Liquid or scoopable ingredients:
Water, milk: 1 cup = 8 oz; 227 g
Cream, buttermilk, sour cream, yogurt: 1 cup = 8.5 oz; 241 g
Honey: 1 cup = 12 oz; 340 g
Oil: 1 cup = 7.5 oz; 213 g
Butter: 1 cup = 8 oz; 227 g
Corn syrup: 1 cup = 11 oz; 312 g
Peanut butter: 1 cup = 9 oz; 255 g

Here's an even larger list from King Arthur Flour and a handy conversion calculator that is quite comprehensive. Last year, EYB provided insight into which kitchen scale is best. I couldn't survive without my kitchen scale - how about you?

Photo courtesy of Food52


  • hillsboroks  on  3/3/2014 at 2:58 PM

    Great article! I just printed it out and used my office copier to enlarge the conversion table so I can tape it to the inside cupboard door above my prep area. I agree totally about using the scale being easier than measuring. I have found the more I use it the better the recipe results and shorter the prep time. Now I pull it out first along with the ingredients. I have also put a small hand held calculator in the drawer with the measuring cups and spoons to have it handy for calculating conversions or adjusting recipes up or down for size (e.g. - halving or tripling ). I also use the scale now when filling freezer bags with food or produce to make sure that I know exactly how much I have in each bag and label them accordingly.

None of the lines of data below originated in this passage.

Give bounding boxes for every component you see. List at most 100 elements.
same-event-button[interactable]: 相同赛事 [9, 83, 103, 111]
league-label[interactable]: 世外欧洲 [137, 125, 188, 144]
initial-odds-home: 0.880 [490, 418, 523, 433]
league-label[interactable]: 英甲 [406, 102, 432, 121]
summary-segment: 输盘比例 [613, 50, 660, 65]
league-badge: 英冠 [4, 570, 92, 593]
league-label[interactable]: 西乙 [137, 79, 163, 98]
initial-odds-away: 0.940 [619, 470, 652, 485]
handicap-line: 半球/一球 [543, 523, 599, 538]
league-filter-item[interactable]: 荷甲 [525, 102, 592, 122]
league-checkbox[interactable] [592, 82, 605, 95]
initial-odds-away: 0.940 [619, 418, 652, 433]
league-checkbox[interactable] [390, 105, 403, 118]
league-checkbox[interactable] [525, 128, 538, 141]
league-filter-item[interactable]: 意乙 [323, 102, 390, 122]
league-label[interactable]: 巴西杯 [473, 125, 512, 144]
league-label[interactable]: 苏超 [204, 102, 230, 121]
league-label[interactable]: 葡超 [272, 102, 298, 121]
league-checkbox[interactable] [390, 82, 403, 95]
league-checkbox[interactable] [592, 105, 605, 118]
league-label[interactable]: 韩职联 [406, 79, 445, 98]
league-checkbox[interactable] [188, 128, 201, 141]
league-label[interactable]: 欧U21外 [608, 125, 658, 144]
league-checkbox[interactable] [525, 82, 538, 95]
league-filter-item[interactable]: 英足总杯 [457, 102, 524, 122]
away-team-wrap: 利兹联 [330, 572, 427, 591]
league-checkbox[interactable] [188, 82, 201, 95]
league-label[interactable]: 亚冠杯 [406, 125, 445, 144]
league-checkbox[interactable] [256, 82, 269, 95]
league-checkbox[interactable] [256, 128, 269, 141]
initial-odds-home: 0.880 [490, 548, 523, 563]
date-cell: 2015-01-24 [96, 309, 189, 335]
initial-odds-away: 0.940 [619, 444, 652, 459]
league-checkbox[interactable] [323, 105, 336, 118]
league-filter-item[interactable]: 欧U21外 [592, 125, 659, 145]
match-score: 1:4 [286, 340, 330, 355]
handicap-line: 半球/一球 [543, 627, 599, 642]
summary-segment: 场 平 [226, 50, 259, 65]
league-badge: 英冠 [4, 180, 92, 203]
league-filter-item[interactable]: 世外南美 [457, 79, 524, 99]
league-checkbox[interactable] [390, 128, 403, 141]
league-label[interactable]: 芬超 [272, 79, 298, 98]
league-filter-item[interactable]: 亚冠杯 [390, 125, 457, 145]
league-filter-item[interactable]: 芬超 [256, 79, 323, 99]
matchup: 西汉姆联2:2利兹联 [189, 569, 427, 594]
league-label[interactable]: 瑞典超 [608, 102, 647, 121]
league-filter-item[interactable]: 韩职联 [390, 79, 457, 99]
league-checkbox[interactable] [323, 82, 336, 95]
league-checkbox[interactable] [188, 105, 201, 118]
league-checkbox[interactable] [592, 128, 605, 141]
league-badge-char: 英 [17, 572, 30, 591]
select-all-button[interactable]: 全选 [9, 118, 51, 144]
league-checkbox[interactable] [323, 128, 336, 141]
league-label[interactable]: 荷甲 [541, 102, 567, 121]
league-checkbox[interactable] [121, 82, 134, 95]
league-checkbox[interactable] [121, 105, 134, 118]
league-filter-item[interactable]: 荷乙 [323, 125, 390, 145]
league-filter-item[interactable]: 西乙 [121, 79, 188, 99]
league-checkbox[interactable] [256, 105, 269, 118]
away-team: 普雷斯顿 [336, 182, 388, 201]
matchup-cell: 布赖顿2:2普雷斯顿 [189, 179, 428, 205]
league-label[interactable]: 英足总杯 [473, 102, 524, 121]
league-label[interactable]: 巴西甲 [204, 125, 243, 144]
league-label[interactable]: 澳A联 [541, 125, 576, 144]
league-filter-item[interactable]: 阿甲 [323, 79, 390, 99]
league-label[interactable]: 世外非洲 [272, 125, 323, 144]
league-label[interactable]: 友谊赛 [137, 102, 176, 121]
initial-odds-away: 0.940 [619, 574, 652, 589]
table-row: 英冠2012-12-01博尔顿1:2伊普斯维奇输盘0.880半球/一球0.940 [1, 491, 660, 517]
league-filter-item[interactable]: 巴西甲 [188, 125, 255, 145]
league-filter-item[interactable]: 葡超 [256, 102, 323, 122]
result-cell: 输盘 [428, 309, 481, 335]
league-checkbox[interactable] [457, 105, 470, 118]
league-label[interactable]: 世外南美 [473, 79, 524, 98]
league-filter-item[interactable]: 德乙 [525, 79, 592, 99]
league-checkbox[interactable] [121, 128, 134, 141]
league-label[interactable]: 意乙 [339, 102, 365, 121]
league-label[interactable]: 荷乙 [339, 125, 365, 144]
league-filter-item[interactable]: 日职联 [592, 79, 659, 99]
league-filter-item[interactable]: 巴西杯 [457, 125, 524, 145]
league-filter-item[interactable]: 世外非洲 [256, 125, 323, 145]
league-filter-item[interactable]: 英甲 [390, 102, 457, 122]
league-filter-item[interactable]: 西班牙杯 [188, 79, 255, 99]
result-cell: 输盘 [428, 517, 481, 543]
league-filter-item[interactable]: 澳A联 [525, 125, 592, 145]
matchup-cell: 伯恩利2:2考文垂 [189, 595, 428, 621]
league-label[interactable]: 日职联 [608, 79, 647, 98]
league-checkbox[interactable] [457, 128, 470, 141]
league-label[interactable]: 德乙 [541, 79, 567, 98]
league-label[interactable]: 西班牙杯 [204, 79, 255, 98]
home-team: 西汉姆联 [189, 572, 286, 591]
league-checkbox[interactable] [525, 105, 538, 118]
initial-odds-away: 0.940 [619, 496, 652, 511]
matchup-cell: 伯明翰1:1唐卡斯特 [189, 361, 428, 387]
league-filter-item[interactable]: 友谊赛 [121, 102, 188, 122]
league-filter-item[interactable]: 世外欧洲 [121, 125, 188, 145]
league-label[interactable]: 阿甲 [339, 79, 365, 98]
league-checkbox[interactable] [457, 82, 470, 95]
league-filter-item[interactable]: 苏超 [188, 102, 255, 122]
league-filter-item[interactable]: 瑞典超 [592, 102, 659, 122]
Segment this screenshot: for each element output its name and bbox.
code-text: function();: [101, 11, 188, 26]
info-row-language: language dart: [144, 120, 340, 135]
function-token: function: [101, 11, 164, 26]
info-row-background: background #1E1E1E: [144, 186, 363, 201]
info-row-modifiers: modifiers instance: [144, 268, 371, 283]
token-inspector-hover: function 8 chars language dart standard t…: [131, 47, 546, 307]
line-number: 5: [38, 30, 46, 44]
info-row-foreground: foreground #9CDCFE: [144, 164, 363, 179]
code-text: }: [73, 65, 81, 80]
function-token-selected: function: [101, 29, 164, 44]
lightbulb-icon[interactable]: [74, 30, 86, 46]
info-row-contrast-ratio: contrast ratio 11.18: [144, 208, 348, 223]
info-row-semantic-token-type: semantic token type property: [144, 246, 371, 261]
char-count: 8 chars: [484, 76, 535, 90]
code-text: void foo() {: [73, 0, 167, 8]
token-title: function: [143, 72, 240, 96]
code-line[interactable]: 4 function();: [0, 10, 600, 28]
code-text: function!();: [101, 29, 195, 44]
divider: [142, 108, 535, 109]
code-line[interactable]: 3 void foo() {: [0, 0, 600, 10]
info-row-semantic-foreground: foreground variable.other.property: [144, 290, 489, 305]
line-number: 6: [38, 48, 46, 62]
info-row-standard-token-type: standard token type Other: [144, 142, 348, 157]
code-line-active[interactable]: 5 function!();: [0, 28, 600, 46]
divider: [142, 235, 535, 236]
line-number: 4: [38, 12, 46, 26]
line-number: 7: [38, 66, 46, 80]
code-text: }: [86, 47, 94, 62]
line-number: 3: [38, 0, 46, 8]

  • boardingace  on  3/3/2014 at 11:08 PM

    Me neither. I really appreciate King Arthur Flour's master weight chart, too. They were the ones that got me started with weighing, and I used the reference guide in the back of "King Arthur Flour Whole Grain Baking" for a long time before I discovered their expanded version online. It is easier in some ways to weigh, but since I have to look up measurements sometimes, or pull out a calculator (I divide a lot of recipes by 2 or 4), I think that it evens out time-wise. I like the precision, though!

  • FJT  on  3/4/2014 at 6:03 PM

    I grew up in Europe where every kitchen has scales. I'm especially thankful for them now that I can't eat gluten - I can much more easily convert a recipe to gluten-free if it has weight measurements rather than volume measurements.

  • Queezle_Sister  on  3/5/2014 at 8:57 AM

    I like the speed of using my scale when I bake, and even more, I like the smaller number of dishes that need cleaning.